Vegetable-rich diet linked to lower fracture risk

NEW YORK (Reuters Health) - Older women who eat plenty of fruits, vegetables and whole grains may have a lower likelihood of suffering a bone fracture than those who pass on such healthy fare, a new study suggests.

The findings, reported in the American Journal of Clinical Nutrition, do not prove that the foods themselves directly lower fracture risk. But they highlight another potential health reason for people to reach for an apple instead of potato chips.

A number of studies have found that people with higher intakes of specific nutrients, like calcium and vitamin D. may maintain greater bone mass and have a decreased risk of fractures later in life.

But people consume food, not isolated nutrients, noted Lisa Langsetmo of McGill University in Montreal, Canada, the lead researcher on the new study. And little has been known about how overall diet patterns are related to fracture risk.

For their study, Langsetmo and colleagues looked at the relationship between dietary “nutrient density” and the risk of bone fracture among 3,539 postmenopausal women and 1,649 men age 50 and older.

At the beginning of the study, which was funded by the Canadian dairy industry and makers of drugs against bone thinning, participants completed detailed diet questionnaires.

The researchers used the answers to calculate nutrient-density scores, which refer to a food’s concentration of vitamins, minerals and other nutrients -- calorie for calorie. A diet high in nutrient density would feature plenty of fruits, vegetables, fiber-rich whole grains, beans and fish, Langsetmo told Reuters Health in an e-mail.

Over the next seven years, 70 men and 372 women in the study sustained fractures unrelated to major accidents that would be likely to cause a fracture regardless of bone health.

In general, the researchers found that for each 40 percent increase in calories from fruits, vegetables and other nutrient-dense foods, the odds of suffering a fracture over 10 years dipped by 14 percent among women -- even accounting for other factors such as body weight, bone density, smoking habits and calcium and vitamin D intake.

There was a similar trend among men, although it could have been due to chance.

There was no relationship, however, between fracture risk and diets high in calorie-dense foods, including desserts, chips and processed meats.

The findings add more support to the potential benefits of a diet rich in plant-based foods, according to Dr. Joel Fuhrman, a family doctor in private practice who has written numerous books on following a nutrient-dense diet to help prevent or treat bone thinning and other chronic health conditions.

“I am always glad to see better research demonstrating that through more careful food choices, we can have significant control over our health destiny,” Fuhrman told Reuters Health in an email.

For bone health, he noted, it may be particularly important to boost consumption of vegetable proteins, from beans, seeds and greens, without eating too much animal-based protein.

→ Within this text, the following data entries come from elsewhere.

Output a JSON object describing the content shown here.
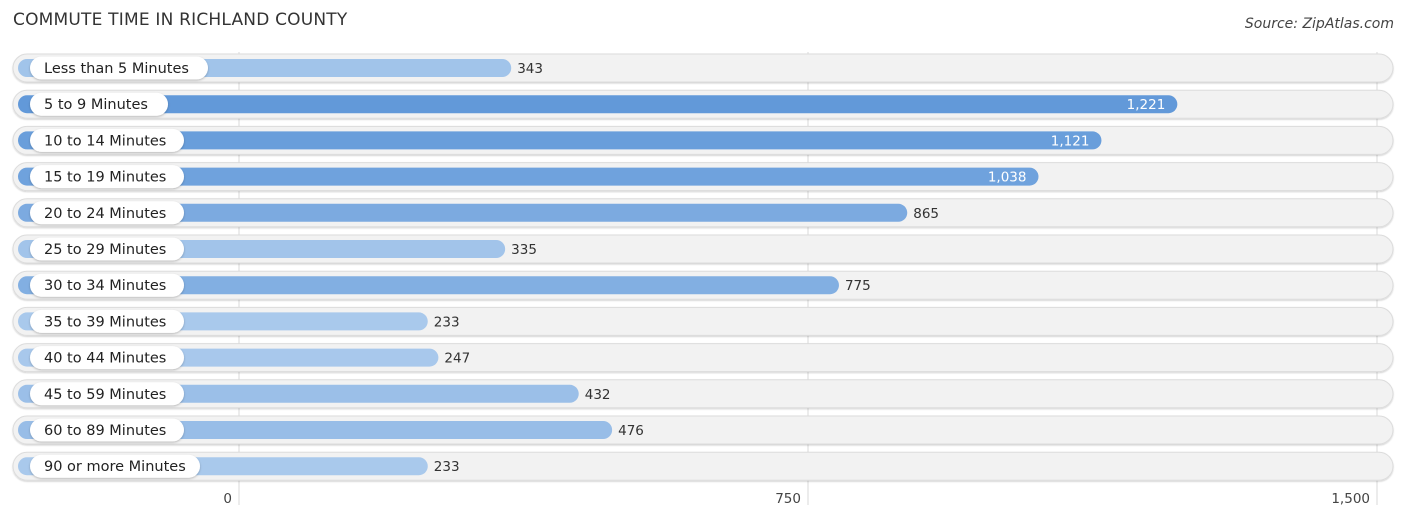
{
  "header": {
    "title": "COMMUTE TIME IN RICHLAND COUNTY",
    "source": "Source: ZipAtlas.com"
  },
  "colors": {
    "bar_low": "#a9c9ec",
    "bar_high": "#6299d9",
    "track": "#f2f2f2",
    "track_border": "#dcdcdc",
    "grid": "#d8d8d8",
    "value_inside": "#ffffff",
    "value_outside": "#333333"
  },
  "chart_data": {
    "type": "bar",
    "orientation": "horizontal",
    "title": "COMMUTE TIME IN RICHLAND COUNTY",
    "xlabel": "",
    "ylabel": "",
    "categories": [
      "Less than 5 Minutes",
      "5 to 9 Minutes",
      "10 to 14 Minutes",
      "15 to 19 Minutes",
      "20 to 24 Minutes",
      "25 to 29 Minutes",
      "30 to 34 Minutes",
      "35 to 39 Minutes",
      "40 to 44 Minutes",
      "45 to 59 Minutes",
      "60 to 89 Minutes",
      "90 or more Minutes"
    ],
    "values": [
      343,
      1221,
      1121,
      1038,
      865,
      335,
      775,
      233,
      247,
      432,
      476,
      233
    ],
    "value_labels": [
      "343",
      "1,221",
      "1,121",
      "1,038",
      "865",
      "335",
      "775",
      "233",
      "247",
      "432",
      "476",
      "233"
    ],
    "xlim": [
      0,
      1500
    ],
    "xticks": [
      0,
      750,
      1500
    ],
    "xtick_labels": [
      "0",
      "750",
      "1,500"
    ],
    "grid": true,
    "legend": "none"
  }
}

That’s because some studies have linked diets with a high ratio of animal protein to vegetable protein to greater bone loss over time. One theory is that diets rich in animal protein create a higher “dietary acid load,” which may in turn cause the body to excrete more calcium.

Some research, however, has called that theory into question, Langsetmo and her colleagues note in their report.

The current findings do not prove that a nutrient-rich diet prevents fractures. People with such eating habits, Langsetmo pointed out, also tend to be generally more health-conscious than people who shun vegetables -- being less likely to smoke, more likely to exercise and more likely to get adequate calcium and vitamin D.

But, she added, the study did measure a number of those factors, and the relationship between diet and fracture risk remained.

Also unclear is exactly how much of a difference diet changes might make in any one person’s risk of suffering a fracture later in life.

In an earlier study, Langsetmo’s team looked at the same group’s fracture rates according to sex and age. They found that, for example, women ages 75 to 79 had a fracture rate of 26 per 1,000 women per year.

Langsetmo said applying the 14 percent reduction associated with nutrient-dense eating in this study would trim that rate to 22.4 per 1,000.

According to Langsetmo, the take-home message is that a diet already linked to health benefits -- including lower risks of heart disease and diabetes -- may also be good for bone health.

She also pointed out that while experts advise all adults to strive for at least five servings of fruits and vegetables per day, most older adults do not meet that goal.